IABP may be associated with longer ICU and hospital stays but not better short-and long-term clinical prognosis.
主动脉内球囊反搏(IABP)在心梗合并心源性休克患者中的作用仍存在争议。本研究旨在探讨 IABP 对行经皮冠状动脉介入治疗(PCI)的急性心肌梗死合并心源性休克患者的临床结局的影响。
从 MIMIC-IV 2.2 数据库中剔除 6017 例急性心肌梗死患者,分析 250 例接受 PCI 的急性心肌梗死合并心源性休克患者。比较 IABP 组和对照组在住院期间和 12 个月随访期间的院内结局(死亡、24 小时尿量、住 ICU 时间和住院时间)和 1 年死亡率。

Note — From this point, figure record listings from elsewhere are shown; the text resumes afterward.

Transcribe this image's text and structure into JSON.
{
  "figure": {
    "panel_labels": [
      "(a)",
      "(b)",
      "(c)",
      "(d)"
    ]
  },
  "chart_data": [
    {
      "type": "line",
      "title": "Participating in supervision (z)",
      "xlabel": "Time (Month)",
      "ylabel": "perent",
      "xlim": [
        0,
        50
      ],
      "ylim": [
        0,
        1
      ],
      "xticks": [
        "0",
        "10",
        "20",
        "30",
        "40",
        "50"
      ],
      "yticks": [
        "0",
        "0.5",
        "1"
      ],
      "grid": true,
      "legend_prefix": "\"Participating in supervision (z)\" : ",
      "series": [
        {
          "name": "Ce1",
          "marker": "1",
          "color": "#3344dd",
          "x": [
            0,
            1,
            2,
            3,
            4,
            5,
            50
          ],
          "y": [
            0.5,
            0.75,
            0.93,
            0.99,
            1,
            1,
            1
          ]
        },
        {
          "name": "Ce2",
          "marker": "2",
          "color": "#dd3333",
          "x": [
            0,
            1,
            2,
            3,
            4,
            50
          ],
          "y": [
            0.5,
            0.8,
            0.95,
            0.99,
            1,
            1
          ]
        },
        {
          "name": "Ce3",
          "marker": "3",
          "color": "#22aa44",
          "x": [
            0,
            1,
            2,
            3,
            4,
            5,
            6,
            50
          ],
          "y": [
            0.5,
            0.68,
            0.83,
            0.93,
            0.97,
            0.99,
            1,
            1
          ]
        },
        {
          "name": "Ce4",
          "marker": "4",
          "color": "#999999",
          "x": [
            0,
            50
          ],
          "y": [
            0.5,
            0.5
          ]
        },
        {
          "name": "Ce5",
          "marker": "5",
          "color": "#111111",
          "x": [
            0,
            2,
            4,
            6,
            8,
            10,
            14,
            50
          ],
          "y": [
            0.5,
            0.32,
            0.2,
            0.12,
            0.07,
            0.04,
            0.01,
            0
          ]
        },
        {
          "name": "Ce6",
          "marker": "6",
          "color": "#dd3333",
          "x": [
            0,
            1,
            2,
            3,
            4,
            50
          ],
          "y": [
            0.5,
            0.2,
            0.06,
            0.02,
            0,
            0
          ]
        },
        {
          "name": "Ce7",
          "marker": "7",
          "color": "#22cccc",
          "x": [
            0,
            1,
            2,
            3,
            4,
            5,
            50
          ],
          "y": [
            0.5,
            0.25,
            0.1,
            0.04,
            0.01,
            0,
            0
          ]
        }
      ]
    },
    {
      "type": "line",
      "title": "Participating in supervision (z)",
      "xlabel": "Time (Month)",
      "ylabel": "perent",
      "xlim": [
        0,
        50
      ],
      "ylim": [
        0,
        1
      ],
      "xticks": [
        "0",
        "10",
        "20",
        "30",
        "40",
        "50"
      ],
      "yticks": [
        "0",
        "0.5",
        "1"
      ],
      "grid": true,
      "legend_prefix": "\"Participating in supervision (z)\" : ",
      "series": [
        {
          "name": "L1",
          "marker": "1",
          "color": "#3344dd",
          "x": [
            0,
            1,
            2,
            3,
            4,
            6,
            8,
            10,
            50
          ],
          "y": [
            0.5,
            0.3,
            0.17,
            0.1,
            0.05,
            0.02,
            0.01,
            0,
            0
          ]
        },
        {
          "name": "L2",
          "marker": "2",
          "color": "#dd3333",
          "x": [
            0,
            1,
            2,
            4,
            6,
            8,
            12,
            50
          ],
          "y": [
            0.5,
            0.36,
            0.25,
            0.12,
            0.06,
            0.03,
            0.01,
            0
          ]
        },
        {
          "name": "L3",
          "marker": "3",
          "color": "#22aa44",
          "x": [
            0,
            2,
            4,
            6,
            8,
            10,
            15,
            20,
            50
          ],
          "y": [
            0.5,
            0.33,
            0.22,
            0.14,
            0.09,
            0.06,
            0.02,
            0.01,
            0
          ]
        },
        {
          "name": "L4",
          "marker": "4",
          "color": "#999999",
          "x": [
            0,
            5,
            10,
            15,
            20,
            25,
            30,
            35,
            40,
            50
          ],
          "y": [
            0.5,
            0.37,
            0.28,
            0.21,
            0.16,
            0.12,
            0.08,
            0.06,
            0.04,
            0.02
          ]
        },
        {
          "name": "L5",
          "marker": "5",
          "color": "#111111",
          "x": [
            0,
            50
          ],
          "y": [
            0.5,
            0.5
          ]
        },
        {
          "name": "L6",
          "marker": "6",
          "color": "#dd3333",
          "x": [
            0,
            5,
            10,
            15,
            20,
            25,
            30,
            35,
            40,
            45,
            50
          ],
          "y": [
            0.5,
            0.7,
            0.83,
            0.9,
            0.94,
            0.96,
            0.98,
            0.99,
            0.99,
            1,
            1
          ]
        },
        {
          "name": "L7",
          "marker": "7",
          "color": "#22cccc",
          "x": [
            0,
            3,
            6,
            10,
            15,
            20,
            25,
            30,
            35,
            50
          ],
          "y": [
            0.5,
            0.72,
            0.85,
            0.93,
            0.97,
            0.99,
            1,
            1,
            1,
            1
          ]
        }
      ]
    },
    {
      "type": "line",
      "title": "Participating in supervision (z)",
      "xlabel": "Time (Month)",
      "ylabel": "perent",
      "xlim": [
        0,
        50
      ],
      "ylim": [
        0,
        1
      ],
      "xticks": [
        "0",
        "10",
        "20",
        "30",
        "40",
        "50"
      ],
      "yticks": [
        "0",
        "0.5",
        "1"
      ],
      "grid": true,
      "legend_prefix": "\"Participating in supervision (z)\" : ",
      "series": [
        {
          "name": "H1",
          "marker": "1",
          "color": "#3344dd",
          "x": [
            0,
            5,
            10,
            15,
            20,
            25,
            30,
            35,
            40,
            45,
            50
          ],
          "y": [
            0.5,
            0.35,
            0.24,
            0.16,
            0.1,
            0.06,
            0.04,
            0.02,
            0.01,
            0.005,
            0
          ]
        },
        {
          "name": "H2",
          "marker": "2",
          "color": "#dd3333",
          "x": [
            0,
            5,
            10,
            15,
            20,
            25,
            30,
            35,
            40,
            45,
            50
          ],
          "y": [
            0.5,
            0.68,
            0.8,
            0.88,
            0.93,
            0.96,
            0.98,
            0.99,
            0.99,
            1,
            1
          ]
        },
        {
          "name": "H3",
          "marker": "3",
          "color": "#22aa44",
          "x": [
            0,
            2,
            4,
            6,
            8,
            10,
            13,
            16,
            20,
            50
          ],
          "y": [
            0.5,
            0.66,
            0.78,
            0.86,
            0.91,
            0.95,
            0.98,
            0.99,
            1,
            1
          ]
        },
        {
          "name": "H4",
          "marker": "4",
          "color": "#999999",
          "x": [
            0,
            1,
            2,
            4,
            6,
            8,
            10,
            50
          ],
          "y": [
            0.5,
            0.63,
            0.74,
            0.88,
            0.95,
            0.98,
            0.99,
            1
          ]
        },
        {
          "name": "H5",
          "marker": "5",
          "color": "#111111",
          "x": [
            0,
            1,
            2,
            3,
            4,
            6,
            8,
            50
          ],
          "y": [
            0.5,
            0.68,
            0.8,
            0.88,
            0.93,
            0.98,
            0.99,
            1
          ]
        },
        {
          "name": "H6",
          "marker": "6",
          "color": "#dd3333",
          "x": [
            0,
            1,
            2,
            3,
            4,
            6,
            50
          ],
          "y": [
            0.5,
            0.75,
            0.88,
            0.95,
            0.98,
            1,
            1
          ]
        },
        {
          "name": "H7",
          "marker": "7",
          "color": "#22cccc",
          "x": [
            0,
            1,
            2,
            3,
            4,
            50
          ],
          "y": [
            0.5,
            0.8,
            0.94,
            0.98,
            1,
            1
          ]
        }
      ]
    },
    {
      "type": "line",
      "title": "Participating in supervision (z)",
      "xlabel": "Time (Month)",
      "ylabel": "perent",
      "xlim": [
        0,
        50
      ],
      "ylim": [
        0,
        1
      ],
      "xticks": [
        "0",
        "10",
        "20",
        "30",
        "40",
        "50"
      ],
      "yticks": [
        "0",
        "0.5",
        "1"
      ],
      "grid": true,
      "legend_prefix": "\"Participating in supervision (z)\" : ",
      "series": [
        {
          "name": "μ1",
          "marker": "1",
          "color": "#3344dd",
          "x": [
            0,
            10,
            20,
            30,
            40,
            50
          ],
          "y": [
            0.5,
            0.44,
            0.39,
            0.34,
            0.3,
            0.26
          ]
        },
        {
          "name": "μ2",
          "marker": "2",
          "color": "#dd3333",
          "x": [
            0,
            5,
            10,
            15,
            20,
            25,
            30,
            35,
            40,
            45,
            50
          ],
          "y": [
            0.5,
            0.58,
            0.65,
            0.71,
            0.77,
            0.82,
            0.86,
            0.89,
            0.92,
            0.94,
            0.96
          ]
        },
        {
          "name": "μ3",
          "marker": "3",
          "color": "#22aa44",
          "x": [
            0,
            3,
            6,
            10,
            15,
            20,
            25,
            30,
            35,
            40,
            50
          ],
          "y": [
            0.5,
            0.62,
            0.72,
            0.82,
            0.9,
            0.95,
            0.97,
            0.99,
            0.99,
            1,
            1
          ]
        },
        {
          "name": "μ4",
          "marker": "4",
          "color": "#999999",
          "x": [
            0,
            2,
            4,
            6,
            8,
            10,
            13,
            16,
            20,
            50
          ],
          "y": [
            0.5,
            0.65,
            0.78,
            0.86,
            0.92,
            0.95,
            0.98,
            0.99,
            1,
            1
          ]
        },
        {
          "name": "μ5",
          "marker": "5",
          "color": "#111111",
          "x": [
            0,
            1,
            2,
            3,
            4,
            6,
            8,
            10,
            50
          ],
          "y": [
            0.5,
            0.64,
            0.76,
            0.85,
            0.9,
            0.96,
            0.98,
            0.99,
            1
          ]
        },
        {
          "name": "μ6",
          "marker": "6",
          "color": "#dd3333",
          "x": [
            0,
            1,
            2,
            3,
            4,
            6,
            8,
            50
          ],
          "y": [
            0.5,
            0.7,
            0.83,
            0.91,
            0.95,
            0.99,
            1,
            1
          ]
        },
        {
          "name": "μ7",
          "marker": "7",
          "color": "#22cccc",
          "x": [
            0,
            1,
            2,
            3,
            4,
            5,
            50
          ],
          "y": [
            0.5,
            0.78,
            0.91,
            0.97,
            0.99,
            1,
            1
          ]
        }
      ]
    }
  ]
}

30.8%(77/250)的心梗合并心源性休克行 PCI 患者植入了 IABP。IABP 组患者肌钙蛋白 T 水平更高(3.94 [0.73-11.85] ng/ml 比 1.99 [0.55-5.75] ng/ml,p 值=0.02)。IABP 组患者住 ICU 和住院时间更长(124 [63-212] 小时比 83 [43-163] 小时,p 值=0.005;250 [128-435] 小时比 170 [86-294] 小时,p 值=0.009)。IABP 的使用与较低的院内死亡率(33.8%比 33.0%,p 值=0.90)和增加的 24 小时尿量(2100 [1455-3208] ml 比 1915 [1110-2815] ml,p 值=0.25)无关。此外,IABP 组和对照组 1 年死亡率无差异(48.1%比 48.0%;风险比 1.04,95%CI 0.70-1.54,p 值=0.851)。
IABP 可能与 ICU 住院时间和住院时间延长有关,但与短期和长期临床预后改善无关。